These before-and-after exterior makeovers will give you all the inspiration you need to spruce up your curb appeal.
Spruce up your curb appeal with a little help from our collection of before-and-after exterior makeovers. Whether your home is a cozy cottage or a two-story brick Georgian, you'll find plenty of inspiration to help you along the way.
When a young couple bought this stately brick house, they knew it had great bones and wouldn't require too much work. Their
only concern was that it felt dark and dowdy—a problem Birmingham-based architects Paul Bates and Jeremy Corkern of Cockern
Studio easily remedied.
"The house was already charming, but the brick was hard and it was lacking something," says Jeremy. "It needed some depth and lightness to reflect the homeowners' lifestyle."
"Everything was done to give the house some height because the homes on either side loom over it," says Jeremy. "We tried
to pick it up a bit." Paul and Jeremy created an oversize but not imposing 9-foot-tall limestone entryway. Light spills into
the foyer through the 7-foot French doors and leaded-glass transom. A pair of Palladian-style shutters adds a single punch
of color (Pratt & Lambert's Artichoke). A bell-shaped front lawn furthers the illusion of more height.
Flimsy materials diluted the charm of this 1,400-square-foot cottage, but architect Bill Ingram couldn't overlook its pleasing proportions. He was also drawn to its ideal location—tucked away from traffic but only a stone's throw from shops and restaurants.
Inspired by the architecture of Colonial Williamsburg, Bill gave his home the authenticity and substance it needed with a
few elegant upgrades.
Bill first got rid of the lifeless siding, asphalt roof, mismatched windows, and flat, nonfunctioning shutters. He opted to cover the exterior walls and roof with more tactile cedar shakes. "The house was static before, but now it's more animated," he says. "The shadows and textures all enliven it."

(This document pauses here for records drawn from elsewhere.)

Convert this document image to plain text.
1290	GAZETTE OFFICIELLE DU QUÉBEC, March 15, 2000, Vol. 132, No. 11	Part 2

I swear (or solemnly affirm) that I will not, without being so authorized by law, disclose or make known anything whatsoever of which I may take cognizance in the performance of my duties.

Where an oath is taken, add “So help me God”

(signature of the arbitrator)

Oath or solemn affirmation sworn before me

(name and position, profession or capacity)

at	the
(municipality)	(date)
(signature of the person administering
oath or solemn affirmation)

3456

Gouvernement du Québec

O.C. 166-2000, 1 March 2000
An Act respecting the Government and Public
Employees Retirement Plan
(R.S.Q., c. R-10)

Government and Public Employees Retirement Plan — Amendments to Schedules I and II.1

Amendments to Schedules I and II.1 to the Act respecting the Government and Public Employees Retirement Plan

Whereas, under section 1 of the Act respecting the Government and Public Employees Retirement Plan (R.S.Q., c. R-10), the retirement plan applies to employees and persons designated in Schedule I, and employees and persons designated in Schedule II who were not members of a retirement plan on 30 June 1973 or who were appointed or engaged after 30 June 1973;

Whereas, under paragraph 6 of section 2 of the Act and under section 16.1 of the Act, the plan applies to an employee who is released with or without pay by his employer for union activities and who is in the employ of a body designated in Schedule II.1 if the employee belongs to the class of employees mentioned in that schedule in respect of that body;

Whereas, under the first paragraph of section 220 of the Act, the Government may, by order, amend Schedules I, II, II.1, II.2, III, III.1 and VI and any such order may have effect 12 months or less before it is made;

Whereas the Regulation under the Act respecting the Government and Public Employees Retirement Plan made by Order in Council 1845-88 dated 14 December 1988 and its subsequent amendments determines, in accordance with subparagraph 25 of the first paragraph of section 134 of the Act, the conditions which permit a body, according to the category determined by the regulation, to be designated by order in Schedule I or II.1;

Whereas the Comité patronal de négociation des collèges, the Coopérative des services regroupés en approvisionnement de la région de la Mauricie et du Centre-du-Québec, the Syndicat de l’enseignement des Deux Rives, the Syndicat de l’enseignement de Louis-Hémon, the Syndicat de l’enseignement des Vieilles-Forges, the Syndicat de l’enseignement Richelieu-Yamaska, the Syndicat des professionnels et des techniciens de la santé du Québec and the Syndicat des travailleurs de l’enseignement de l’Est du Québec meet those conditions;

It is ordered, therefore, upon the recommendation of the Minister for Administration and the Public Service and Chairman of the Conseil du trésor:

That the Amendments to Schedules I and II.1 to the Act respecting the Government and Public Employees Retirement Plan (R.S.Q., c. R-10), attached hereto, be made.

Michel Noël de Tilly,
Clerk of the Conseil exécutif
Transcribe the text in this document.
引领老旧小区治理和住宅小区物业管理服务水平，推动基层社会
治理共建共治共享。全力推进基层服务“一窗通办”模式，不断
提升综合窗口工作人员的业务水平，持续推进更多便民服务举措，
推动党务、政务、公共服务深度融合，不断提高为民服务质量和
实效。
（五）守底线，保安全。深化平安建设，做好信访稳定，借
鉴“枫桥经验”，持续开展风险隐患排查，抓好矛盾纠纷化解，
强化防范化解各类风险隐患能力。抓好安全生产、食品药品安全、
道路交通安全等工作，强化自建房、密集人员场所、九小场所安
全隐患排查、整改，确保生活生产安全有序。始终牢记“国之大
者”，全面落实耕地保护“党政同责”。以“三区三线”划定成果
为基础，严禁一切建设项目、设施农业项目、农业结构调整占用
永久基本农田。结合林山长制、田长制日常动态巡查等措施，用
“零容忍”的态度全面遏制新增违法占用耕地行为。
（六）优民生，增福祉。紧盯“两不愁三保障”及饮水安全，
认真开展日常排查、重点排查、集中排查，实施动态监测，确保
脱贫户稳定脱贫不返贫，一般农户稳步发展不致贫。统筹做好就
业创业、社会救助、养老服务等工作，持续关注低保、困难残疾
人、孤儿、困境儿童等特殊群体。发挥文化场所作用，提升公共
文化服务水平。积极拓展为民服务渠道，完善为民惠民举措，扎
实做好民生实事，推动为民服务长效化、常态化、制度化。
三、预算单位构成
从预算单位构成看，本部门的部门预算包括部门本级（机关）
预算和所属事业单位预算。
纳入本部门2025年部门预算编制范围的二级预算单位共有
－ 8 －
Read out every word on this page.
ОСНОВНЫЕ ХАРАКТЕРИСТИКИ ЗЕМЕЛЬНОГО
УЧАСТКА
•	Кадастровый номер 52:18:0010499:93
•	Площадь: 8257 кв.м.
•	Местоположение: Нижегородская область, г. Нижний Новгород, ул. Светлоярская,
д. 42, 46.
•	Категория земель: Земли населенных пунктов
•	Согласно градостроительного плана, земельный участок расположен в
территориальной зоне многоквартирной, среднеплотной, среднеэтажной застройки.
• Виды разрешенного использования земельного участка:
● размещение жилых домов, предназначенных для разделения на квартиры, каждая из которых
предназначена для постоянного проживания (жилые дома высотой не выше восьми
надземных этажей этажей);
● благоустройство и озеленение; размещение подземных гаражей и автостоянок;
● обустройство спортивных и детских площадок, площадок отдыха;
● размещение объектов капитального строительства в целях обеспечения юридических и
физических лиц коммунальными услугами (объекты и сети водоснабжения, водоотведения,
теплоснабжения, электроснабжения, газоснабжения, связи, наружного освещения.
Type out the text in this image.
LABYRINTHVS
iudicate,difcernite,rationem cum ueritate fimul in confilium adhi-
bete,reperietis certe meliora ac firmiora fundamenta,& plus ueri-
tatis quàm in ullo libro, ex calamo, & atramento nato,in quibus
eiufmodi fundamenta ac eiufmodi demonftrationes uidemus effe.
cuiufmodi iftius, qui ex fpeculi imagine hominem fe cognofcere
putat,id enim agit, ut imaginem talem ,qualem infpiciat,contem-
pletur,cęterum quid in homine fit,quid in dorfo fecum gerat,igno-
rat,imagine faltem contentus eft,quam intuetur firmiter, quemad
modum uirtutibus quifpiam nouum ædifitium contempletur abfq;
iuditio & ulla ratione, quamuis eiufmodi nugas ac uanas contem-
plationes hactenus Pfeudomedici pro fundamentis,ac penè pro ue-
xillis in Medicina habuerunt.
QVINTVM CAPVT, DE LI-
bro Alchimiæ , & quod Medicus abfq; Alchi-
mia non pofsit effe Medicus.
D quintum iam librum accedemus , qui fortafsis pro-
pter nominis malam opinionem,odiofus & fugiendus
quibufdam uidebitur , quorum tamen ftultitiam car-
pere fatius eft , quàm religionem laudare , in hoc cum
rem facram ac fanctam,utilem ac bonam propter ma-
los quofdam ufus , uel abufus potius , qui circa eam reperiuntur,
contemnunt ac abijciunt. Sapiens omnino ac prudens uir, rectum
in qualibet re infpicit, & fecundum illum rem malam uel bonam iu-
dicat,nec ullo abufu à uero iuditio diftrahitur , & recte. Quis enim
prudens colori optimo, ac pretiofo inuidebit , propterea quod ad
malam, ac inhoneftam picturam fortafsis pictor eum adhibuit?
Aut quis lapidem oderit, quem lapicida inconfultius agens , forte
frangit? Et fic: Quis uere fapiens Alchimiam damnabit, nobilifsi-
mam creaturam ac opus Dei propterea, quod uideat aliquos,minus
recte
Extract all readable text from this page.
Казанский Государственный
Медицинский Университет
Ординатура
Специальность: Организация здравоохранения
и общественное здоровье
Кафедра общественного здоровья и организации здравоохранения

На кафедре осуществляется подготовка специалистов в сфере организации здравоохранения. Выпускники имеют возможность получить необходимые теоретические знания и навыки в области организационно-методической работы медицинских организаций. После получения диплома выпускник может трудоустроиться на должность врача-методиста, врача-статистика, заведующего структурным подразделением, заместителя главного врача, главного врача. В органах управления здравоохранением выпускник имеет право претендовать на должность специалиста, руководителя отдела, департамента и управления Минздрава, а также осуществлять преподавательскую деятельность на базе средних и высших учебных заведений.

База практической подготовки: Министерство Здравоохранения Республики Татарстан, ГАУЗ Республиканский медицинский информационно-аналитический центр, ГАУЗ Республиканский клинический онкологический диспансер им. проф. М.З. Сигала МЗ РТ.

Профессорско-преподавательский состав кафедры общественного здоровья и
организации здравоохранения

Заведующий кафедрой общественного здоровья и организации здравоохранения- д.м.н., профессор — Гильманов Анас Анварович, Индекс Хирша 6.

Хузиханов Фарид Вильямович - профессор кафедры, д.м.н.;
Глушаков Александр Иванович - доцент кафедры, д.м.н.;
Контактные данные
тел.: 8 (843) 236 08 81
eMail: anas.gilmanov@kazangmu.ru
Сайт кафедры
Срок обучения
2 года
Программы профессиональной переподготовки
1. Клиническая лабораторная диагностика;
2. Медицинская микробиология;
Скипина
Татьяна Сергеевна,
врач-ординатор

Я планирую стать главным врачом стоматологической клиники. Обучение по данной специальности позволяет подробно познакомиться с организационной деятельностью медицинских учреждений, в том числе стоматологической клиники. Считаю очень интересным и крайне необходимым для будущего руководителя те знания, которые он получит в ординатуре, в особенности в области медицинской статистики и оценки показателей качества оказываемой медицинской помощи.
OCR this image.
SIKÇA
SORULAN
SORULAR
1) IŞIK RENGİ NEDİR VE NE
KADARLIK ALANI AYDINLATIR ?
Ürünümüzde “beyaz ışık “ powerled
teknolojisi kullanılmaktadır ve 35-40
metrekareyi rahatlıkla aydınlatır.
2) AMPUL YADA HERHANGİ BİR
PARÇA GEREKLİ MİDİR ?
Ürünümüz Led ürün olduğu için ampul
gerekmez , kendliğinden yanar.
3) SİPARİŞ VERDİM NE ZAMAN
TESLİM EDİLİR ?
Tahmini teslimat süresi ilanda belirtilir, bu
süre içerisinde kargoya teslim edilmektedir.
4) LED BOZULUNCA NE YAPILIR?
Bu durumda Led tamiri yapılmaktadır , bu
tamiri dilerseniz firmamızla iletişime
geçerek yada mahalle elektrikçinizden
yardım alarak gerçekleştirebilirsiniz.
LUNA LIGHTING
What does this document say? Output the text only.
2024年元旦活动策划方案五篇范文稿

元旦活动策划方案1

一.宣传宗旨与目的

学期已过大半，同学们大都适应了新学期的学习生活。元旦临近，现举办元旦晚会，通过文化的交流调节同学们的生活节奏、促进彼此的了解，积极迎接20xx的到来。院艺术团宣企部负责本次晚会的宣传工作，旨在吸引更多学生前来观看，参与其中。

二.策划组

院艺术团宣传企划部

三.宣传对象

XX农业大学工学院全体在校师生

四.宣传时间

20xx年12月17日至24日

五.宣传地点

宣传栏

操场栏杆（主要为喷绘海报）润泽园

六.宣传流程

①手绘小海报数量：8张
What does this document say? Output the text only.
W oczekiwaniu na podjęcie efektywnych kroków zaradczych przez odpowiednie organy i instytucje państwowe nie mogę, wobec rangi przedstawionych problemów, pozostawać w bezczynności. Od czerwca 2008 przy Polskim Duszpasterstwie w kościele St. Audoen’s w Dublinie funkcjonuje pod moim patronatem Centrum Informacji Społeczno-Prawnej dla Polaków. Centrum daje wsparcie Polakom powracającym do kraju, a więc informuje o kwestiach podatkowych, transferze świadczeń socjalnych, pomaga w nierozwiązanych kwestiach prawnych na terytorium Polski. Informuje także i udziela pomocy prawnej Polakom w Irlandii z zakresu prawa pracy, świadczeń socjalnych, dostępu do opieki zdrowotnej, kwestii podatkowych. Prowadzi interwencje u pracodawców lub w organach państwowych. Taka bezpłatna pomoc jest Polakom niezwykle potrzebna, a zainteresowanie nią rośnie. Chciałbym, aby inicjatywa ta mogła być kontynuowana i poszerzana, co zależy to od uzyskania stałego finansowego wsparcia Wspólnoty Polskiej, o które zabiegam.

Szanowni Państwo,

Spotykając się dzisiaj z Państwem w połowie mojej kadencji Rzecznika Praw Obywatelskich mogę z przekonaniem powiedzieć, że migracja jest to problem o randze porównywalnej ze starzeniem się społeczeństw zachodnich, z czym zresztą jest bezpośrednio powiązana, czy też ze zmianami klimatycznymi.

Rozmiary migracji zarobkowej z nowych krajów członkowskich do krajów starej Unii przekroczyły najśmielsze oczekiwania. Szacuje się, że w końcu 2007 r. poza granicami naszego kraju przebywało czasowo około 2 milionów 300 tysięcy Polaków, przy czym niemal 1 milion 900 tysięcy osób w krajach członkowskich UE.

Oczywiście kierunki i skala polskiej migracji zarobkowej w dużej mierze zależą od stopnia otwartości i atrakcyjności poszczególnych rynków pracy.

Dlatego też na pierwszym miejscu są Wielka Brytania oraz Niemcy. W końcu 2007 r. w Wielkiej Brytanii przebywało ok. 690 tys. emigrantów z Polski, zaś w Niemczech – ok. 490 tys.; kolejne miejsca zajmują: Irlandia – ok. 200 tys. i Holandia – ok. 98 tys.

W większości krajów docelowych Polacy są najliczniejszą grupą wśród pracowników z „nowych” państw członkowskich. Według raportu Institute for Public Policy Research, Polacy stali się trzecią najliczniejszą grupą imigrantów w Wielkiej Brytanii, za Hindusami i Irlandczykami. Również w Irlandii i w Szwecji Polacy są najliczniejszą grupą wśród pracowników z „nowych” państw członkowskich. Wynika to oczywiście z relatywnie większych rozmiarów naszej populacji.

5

Bill put every inch of his small front yard to good use by forgoing grass for a more impactful garden. He replaced the unruly vines, sloppy shrubs, and front walk with a tailored parterre of boxwoods and paths of antique bricks.
The Cape Cod-style house Wendy Meredith and her husband, Cleve, bought several years ago had been built in the 1930s and was
more or less in its original state, so the interior designer had a clean slate for incorporating her best ideas. “Before we
bought the house, I would pass by it while walking my dogs, and I could just tell it had so much character,” Wendy says. “But
it definitely needed to be freshened up.”
Wendy called in Atlanta architect Brad Heppner, and the two immediately started working on curb appeal as their first project.
“We made subtle but important changes to the front exterior,” says Brad, “such as painting the brick a warm light brown to
help the house nestle into the surrounding trees.” Brad also added a cedar-shingled roof, a flared awning over the front door,
and charming black shutters to the upstairs dormer windows, all giving the house more architectural definition.
Montgomery, Alabama-based designer Ashley Gilbreath worked through years of neglect to restore her 1910 craftsman-style home that’s just doors down from where Zelda Fitzgerald once lived. Intent on preserving her home’s architectural details and character, Ashley wanted to salvage and restore. “I reused what I could and replicated anything new to be as close to the original as possible,” she says. “If I’d wanted a brand-new house, I would have bought one.”
While many of the porches' floorboards and railings had rotted and needed to be replaced, the front door (including sidelights)
and all of the front windows and siding needed only cosmetic maintenance. The ebony door was restained, windows reglazed,
and siding repainted with Sherwin-Williams' Palais White.
Using old photos as inspiration, Ashley had skilled carpenters copy the home's original second-story porch.
Landscape designer James Farmer helped Ashley complement her home with a low-key front garden of iconic Southern plants and casual pea-gravel paths.
The potential for this 1920s Shingle-style cottage was evident before the renovation. It had great scale and was sited nicely with rear water views. Georgia-based architecture firm Historical Concepts brought back the original charm of a jewel box cottage.
Historical Concepts took it back to its stylistic roots, emphasizing the distinctive gambrel roofline.
"The new design made simple, effective changes—a second entry, similar in size and detailing to the original, was added to balance the facade," says Betty Dowling, Professor Emerita at the Georgia Tech College of Architecture and guest judge of the 2013 Southern Living Home Awards. Then, new matching, equally spaced windows gave the exterior a more cohesive and pleasing look.